The Taichung Branch of the Taiwan High Court rendered the 105-Zai-3 Criminal Decision of October 26, 2017 (hereinafter, the “Decision”), holding that since the accused was tortured for confession before his statement was taken, the confession given during police interrogation shortly thereafer was resulted from a continuation of the pressure from improper police torture before the statement was drafted; and, therefore, such statement, which was not given out of arbitrariness, should be excluded.
According to the facts underlying this Decision, Accused A, who was prosecuted, and Accused B (who was not prosecuted since he had deceased) in another matter had been singing songs at a KTV store with their friends in 2002 with B possessing two standard pistols and two modified pistols. When B was firing the guns as he pleased after drinking, the KTV store called the police. Meanwhile, B handed over the standard pistols to A. Later when the police breached the facility, Police Officer C was shot and killed by A and this constituted homicide. The original decision convicted A based on evidence such as his statement. After Accused A and the prosecution motioned for retrial, the court granted and conducted the retrial.
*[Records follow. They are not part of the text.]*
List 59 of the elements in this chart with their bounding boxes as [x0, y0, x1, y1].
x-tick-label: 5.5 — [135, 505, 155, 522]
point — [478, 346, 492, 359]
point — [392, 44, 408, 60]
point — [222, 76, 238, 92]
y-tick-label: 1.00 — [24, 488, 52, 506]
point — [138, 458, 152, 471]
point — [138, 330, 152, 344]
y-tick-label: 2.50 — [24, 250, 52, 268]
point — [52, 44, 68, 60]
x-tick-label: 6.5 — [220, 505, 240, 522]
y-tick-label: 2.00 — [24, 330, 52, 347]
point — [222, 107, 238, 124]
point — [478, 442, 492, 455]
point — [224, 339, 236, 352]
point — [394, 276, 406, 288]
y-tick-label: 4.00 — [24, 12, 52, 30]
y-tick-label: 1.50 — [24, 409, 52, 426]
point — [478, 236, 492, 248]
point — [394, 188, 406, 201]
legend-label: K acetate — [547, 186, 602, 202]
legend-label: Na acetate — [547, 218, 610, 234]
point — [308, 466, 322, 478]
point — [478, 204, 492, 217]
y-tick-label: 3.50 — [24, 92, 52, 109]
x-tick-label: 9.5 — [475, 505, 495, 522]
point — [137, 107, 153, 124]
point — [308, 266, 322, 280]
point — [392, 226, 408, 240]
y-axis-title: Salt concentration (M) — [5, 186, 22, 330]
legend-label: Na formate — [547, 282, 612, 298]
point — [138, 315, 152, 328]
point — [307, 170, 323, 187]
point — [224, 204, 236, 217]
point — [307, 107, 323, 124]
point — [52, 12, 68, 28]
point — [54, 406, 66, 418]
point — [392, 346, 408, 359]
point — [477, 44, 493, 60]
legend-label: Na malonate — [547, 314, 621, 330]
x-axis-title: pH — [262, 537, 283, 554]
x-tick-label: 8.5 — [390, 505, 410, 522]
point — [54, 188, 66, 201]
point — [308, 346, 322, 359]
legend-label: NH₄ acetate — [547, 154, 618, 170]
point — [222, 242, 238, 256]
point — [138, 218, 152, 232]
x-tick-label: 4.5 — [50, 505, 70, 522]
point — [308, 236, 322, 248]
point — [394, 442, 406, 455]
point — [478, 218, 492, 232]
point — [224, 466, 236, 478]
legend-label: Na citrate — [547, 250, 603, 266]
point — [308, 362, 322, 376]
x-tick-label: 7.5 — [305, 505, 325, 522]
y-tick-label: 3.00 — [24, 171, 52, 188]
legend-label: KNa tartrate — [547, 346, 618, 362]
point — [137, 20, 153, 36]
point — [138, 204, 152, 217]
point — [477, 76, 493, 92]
According to the Decision, if the first confession of the Accused was obtained by investigators (prosecutors) by improper means, such confession shall not be admissible evidence for a lack of arbitrariness. Subsequently, different investigators (prosecutors) conducted another interrogation and obtained the second confession of the Accused without improper means. Therefore, whether the second confession should be excluded would depend on whether the impact of the non-arbitrariness of the first confession on the second confession can be excluded. This is known as the continuous effect of non-arbitrary confession in academic theories. To wit, the unjustified method for obtaining the first confession was the cause, while the second confession was the effect. If the two have a causal relationship as determined through observation of the objective circumstances of individual cases, the second confession should be excluded. Otherwise, it would have evidentiary effect.
It was further pointed out in the Decision that the statement drafted by Accused A was prepared after he was tortured for confession. Accused A also gave his confession during police interrogation. Although Accused A also confessed his crime during the prosecutor’s investigation at Fengyuan Hospital, not in the Criminal Division of Fengyuan Precinct, still Accused A was interrogated by the prosecutor on the same day shortly after the police interrogation with a very short interval between the two interrogations. In addition, when Accused A was treated at Fengyuan Hospital, police officers were always present to guard and control the site. Therefore, the pressure from the previous improper police torture on him still existed. In addition, when interrogated by the prosecutor, he had not confessed his crime from the very beginning until the transcript of his police interrogation was shown to him by the prosecutor. Even so, he still stated: “I did not specifically aim at the head of the police officer when I fired the gun,” which is different from his statement given during the police interrogation that he fired at the “head” of the police officer. He also stated that the pistols he had fired were counterfeit rather than standard and requested the prosecutors to examine these pistols. This shows that he confessed with reservation, and that Accused A’s confession before the prosecutor was affected by continued pressure from improper police torture, not out of arbitrariness. Therefore, the confession should be excluded and should not serve as evidence for his conviction.
Relevant evidence and examination results were further considered in this Decision, which held that C had been shot to death by B with a standard pistol firing at C three times, and that C’s death was not caused by Accused A’s firing. Therefore, the original decision was reversed and a decision was rendered to exonerate Accused A.